Columnar File Performance Check-in for Python and R: Parquet, Feather, and FST

Since the founding of Ursa Labs in 2018, one of our focus areas has been accelerating data access to binary file formats for Python and R programmers. My first semi-formal collaboration with the R community was the creation of the Feather file format with Hadley Wickham shortly after the Apache Arrow project was started. Since then I have focused my energy on the Arrow project to build high performance data processing infrastructure.

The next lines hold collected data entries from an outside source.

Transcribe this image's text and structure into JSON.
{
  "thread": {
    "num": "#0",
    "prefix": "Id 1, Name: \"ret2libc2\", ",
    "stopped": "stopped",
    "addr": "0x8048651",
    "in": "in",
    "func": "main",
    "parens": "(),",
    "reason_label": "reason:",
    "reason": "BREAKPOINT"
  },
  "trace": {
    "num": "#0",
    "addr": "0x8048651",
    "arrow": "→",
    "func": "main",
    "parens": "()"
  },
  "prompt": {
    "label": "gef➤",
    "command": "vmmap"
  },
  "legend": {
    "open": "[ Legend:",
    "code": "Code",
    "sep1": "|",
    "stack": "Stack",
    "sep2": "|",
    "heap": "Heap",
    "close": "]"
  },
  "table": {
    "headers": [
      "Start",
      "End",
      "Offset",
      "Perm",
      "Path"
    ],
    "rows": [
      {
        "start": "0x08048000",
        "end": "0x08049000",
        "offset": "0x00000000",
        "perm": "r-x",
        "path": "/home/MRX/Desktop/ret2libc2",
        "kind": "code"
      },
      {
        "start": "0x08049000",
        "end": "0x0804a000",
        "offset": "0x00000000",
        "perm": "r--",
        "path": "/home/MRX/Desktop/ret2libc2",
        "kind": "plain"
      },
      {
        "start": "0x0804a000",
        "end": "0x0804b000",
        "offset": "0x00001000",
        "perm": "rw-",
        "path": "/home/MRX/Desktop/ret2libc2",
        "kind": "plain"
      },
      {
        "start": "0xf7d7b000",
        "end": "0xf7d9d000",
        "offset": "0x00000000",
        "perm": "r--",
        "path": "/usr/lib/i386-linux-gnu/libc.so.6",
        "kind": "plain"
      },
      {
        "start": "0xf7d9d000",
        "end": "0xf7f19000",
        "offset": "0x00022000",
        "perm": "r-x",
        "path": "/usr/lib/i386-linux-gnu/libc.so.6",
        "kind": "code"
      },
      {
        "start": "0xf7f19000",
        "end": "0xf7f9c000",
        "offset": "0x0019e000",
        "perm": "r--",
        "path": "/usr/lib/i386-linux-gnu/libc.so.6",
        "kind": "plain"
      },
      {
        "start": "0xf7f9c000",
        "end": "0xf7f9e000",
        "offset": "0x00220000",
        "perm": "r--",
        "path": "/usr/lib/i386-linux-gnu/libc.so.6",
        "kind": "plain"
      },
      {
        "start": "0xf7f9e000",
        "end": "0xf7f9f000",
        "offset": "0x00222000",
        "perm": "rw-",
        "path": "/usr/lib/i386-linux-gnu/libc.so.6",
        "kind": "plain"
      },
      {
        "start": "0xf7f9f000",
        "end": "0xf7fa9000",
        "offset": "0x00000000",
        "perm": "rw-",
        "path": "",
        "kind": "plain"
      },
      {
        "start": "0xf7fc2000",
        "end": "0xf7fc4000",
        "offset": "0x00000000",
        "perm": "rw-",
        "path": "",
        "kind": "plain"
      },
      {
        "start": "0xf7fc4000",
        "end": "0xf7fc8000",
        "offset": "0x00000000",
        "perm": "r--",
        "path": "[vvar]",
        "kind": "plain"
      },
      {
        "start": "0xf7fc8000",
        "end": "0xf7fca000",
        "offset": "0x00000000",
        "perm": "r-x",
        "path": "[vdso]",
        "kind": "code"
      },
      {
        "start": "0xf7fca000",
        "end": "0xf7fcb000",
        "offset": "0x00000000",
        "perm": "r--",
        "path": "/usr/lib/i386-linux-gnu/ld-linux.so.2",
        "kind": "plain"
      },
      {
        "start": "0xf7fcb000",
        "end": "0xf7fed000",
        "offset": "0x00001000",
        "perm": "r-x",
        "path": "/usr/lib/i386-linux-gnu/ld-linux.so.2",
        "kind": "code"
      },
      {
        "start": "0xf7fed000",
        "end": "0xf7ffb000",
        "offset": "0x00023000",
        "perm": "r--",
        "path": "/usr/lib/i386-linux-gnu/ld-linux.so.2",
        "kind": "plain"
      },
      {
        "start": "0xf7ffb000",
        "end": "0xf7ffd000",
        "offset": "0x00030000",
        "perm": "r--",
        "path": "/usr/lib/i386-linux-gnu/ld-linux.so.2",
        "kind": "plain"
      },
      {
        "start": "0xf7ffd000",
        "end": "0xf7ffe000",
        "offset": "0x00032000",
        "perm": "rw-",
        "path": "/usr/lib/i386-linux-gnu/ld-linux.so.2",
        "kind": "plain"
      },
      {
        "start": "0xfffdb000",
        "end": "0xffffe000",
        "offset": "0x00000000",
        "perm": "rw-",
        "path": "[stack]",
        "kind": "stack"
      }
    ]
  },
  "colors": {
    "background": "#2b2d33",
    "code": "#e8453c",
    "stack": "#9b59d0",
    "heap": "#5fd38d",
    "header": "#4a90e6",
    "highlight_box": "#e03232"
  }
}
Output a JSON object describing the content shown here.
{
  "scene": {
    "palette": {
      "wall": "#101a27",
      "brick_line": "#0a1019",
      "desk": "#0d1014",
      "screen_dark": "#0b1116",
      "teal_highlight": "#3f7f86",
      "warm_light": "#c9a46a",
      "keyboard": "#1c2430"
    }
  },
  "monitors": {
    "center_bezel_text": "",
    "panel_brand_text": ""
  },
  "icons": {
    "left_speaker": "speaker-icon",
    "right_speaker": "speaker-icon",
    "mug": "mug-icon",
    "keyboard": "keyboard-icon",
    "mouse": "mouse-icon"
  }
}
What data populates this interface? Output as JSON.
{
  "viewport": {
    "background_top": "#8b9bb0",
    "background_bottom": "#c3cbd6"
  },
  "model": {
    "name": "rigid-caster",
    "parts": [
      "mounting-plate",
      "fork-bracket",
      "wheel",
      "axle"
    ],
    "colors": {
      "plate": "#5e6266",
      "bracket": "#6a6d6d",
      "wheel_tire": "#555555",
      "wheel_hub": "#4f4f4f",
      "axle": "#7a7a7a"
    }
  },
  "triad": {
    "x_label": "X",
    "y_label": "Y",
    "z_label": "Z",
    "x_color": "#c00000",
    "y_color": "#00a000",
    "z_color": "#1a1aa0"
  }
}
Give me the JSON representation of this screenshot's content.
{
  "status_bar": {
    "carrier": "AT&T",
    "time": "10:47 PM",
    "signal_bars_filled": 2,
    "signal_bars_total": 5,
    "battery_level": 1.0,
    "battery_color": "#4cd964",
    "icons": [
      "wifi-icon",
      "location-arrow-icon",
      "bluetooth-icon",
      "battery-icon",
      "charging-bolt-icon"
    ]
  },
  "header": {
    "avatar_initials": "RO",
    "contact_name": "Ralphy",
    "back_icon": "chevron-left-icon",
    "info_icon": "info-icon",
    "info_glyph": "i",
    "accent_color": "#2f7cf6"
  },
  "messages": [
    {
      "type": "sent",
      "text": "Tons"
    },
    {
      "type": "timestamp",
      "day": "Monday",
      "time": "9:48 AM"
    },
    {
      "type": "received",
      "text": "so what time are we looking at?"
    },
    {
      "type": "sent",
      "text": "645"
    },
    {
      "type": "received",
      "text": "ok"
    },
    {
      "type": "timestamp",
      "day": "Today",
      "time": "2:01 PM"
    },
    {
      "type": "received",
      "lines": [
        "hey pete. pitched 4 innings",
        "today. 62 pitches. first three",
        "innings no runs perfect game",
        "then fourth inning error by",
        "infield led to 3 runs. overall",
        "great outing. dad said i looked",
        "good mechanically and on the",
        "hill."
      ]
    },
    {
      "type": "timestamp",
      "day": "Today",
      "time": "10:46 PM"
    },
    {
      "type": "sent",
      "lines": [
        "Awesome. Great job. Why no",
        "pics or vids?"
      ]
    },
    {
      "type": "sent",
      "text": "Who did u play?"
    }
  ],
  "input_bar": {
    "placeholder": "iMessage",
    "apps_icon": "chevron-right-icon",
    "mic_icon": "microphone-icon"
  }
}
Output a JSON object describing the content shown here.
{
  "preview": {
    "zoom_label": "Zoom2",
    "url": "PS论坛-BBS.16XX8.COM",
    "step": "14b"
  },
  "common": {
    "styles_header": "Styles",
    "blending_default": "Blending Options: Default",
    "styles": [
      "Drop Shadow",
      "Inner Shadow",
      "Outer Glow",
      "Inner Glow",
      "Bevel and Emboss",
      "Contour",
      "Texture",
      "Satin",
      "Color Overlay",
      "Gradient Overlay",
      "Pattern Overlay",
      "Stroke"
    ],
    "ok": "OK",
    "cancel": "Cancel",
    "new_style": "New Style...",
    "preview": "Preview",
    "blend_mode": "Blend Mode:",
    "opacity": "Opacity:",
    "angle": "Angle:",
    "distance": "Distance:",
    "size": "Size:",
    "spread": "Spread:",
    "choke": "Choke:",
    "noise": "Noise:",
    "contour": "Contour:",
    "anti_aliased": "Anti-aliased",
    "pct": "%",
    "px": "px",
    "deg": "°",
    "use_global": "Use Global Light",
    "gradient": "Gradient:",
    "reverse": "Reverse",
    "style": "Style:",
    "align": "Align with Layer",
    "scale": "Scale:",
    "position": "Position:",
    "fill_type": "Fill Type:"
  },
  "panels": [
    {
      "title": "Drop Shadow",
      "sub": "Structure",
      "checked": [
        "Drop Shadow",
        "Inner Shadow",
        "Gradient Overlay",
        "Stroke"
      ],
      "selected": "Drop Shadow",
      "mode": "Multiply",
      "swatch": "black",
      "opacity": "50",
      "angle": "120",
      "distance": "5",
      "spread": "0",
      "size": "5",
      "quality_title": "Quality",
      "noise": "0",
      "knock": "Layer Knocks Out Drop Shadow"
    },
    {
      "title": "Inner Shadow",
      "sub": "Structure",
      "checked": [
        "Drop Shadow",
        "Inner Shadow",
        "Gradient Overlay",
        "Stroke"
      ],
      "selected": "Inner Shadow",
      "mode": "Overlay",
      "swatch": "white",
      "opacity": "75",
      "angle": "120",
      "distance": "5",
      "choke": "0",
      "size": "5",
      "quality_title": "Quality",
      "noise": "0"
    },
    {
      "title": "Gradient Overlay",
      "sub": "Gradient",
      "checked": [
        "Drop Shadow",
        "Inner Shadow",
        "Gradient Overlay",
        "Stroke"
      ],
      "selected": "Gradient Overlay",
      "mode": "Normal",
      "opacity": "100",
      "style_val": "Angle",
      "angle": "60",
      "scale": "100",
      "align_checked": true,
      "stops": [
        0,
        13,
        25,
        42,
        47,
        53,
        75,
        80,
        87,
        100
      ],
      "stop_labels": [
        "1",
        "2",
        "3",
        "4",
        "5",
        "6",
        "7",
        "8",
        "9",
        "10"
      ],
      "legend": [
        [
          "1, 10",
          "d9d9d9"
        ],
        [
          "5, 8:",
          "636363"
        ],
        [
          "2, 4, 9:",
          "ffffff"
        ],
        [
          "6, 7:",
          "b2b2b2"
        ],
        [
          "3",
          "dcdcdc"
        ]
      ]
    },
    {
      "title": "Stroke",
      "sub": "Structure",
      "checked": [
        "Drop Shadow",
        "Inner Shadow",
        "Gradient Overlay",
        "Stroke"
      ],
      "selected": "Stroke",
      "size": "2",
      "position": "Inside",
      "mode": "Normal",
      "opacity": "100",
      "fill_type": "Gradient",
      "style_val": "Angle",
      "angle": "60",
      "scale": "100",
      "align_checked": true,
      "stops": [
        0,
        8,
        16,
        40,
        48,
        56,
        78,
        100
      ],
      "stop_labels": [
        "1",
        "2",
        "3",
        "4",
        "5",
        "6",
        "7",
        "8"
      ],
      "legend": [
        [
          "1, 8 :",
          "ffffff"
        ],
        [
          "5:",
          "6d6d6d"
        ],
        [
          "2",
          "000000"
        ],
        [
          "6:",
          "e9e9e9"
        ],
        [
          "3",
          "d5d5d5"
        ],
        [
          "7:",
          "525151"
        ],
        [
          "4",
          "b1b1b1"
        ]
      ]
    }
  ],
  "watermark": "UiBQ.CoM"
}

We have a number of motivations in working through Apache Arrow to accelerate data access:

Take advantage of the memory- and CPU-efficient Arrow columnar memory layout to speed up processing especially of non-numeric (e.g. string) data
Utilize a common C++ codebase in both Python and R and maintain that codebase with a large community of developers. We’ve had active collaborations with the Ruby and MATLAB on this codebase, which has been a lot of fun.

In August 2019, the R community published Apache Arrow to CRAN. Since the project is about to make its 0.15.0 release with a number of performance optimizations relating to Parquet files, we wanted to do some simple benchmarking to show how reading popular file formats performs in various scenarios.

File formats

The four columnar formats I look at are:

Apache Parquet (simply “Parquet” from now on), a popular open standard columnar file format used widely in data warehousing. It began originally in the Apache Hadoop ecosystem but has been widely adopted by Apache Spark and by the cloud vendors (Amazon, Google, and Microsoft).
Feather: a simple columnar format that Hadley and I created that can be described as “putting Arrow on disk”. Compared with Parquet it does not feature any encoding or compression; the Arrow data structures are written to disk unmodified, so a Feather file occupies the same amount of space on disk as it does in-memory
FST: a binary columnar format designed for use in R
RDS: R’s native serialization format

Note that out of the four of these, only Parquet and RDS support nested data (i.e. arrays, structs, etc.). The benchmarks in this post, therefore, only deal with flat / non-nested data.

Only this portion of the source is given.